Professor Bob Binstock, an expert on aging and society at Case Western Reserve University in Cleveland, said the 2010 mid-term elections were the first time that people aged 65 and older voted clearly on issues related to being elderly.

Concern about President Barack Obama’s healthcare reform turned many seniors Republican, he said, with 59 percent of those 65 or older voting Republican compared to 51 percent for those 60-64.

At the time, many seniors expressed fears that the reforms they derided as “Obamacare” would deny them some treatments by interfering with the doctor-patient relationship.

Now, experts say, a Republican plan by Representative Paul Ryan to transform Medicare into a voucher program for seniors to buy private insurance has given Democrats a chance to reverse that voting trend.

Sam Paletz, 74, who leads a current events discussion at a senior center in Philadelphia, said Obama’s reform worried seniors, but that the elderly now fear Ryan’s plan will be even worse for them, stoking their enthusiasm to vote Democratic.

“I think (Ryan) has done a large favor for Obama,” Paletz said, adding that seniors tell him they worry Ryan’s plan will ultimately cost their families a lot of money. “They don’t want changes that will affect their family members.”

John Goodman, head of the conservative National Center for Policy Analysis, said of Ryan’s plan: “There is an old political maxim that when your opponent is shooting himself in the foot, you should not get between the bullet and the foot. That is what may have happened here.”

In May, Republicans lost a special congressional election in western New York, where the victorious Democrat had said her opponent would cut health coverage for seniors.

Pundits say that victory in a traditionally conservative stronghold may prove to be a blueprint for how Democrats approach the 2012 elections, when the White House, U.S. House of Representatives and a third of the U.S. Senate are in play.

“EVERYONE IS AFRAID”

Michael Cannon, director of health policy studies at the conservative Cato Institute, said reforming Medicare is a politically toxic issue.

“Everyone is afraid they are going to lose something that they have already got,” he said.

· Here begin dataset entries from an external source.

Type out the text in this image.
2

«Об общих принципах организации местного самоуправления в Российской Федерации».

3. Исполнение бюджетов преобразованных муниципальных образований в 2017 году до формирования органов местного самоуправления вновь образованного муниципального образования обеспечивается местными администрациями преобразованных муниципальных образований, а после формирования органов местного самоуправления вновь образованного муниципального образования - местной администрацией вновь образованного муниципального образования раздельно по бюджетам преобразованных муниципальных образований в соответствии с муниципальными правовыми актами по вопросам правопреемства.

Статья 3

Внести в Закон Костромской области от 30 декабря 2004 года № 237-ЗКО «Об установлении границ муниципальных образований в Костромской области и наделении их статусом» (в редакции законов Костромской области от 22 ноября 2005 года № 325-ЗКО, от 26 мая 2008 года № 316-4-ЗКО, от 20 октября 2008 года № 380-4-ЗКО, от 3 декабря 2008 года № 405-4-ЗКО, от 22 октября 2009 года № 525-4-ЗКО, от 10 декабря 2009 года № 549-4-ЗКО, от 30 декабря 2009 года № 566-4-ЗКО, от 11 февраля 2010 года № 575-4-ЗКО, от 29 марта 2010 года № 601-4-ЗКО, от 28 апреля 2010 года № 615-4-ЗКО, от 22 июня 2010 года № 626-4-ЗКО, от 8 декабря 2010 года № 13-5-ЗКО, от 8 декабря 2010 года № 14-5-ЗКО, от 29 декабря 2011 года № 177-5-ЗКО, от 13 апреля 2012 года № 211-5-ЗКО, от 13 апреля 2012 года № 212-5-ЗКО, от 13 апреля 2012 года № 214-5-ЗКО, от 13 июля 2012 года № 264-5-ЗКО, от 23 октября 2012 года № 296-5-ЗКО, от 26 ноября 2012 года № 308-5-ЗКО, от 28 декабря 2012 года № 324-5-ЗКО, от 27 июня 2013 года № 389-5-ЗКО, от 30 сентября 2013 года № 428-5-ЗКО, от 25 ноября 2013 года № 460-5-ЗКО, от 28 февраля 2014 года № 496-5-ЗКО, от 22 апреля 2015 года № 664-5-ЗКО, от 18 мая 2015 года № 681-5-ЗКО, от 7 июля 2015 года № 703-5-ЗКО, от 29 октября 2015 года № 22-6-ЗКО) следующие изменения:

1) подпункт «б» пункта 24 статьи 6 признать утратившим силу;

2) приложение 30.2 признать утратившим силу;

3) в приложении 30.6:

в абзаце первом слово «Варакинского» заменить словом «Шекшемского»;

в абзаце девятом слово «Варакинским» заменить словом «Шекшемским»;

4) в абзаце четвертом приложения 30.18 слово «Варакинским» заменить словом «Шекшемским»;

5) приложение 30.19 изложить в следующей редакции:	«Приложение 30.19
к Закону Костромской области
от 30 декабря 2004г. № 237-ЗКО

Since becoming law in 1965, Medicare has given older Americans access to health care, designed so that it neither drains their savings nor puts huge strain on their children.

Now the program risks going broke as the ratio of workers paying into Medicare to those receiving the benefits declines and costs rise due to expensive treatments like organ transplants and joint replacements.

A Washington Post-ABC poll in April found 78 percent of Americans oppose any cuts to Medicare.

The current debate echoes themes that played out more than 15 years ago, when Republicans cast themselves as the fiscally responsible party and proposed slowing Medicare’s growth.

That sparked arguments over raising the U.S. debt limit and fears of a U.S. Treasury default and led to the shut down the government in Washington, not once but twice.

After the dust settled, President Bill Clinton won reelection in 1996 with a campaign using “Mediscare” tactics of frightening the elderly to beat Republican Bob Dole.

Pollster John Zogby said the problem for Republicans this time is they are not “credible” with voters on Medicare.

“Americans think the Republicans are a meaner party than Democrats,” Zogby said, adding that replacing Medicare with private vouchers “is probably too scary” for most voters.

An IBOPE Zogby interactive poll of 2,225 likely voters conducted in late May found 50 percent thought Republicans were “cold hearted,” compared to 30 percent for Democrats.

Zogby said Republicans may be repeating past mistakes.

In 1994, they won majorities in the Senate and House in mid-term elections following a failed effort by then-first lady Hillary Clinton to reform health care.

Likewise last year, Republicans recaptured the House in mid-term elections after Obama’s health reform became law.

“In both cases, Republicans over-interpreted the results of the election … as a mandate for conservative change,” Zogby said. What they forgot, he said, was that changes to programs such as Medicare “scare the bejesus out of significant swathes of the electorate.”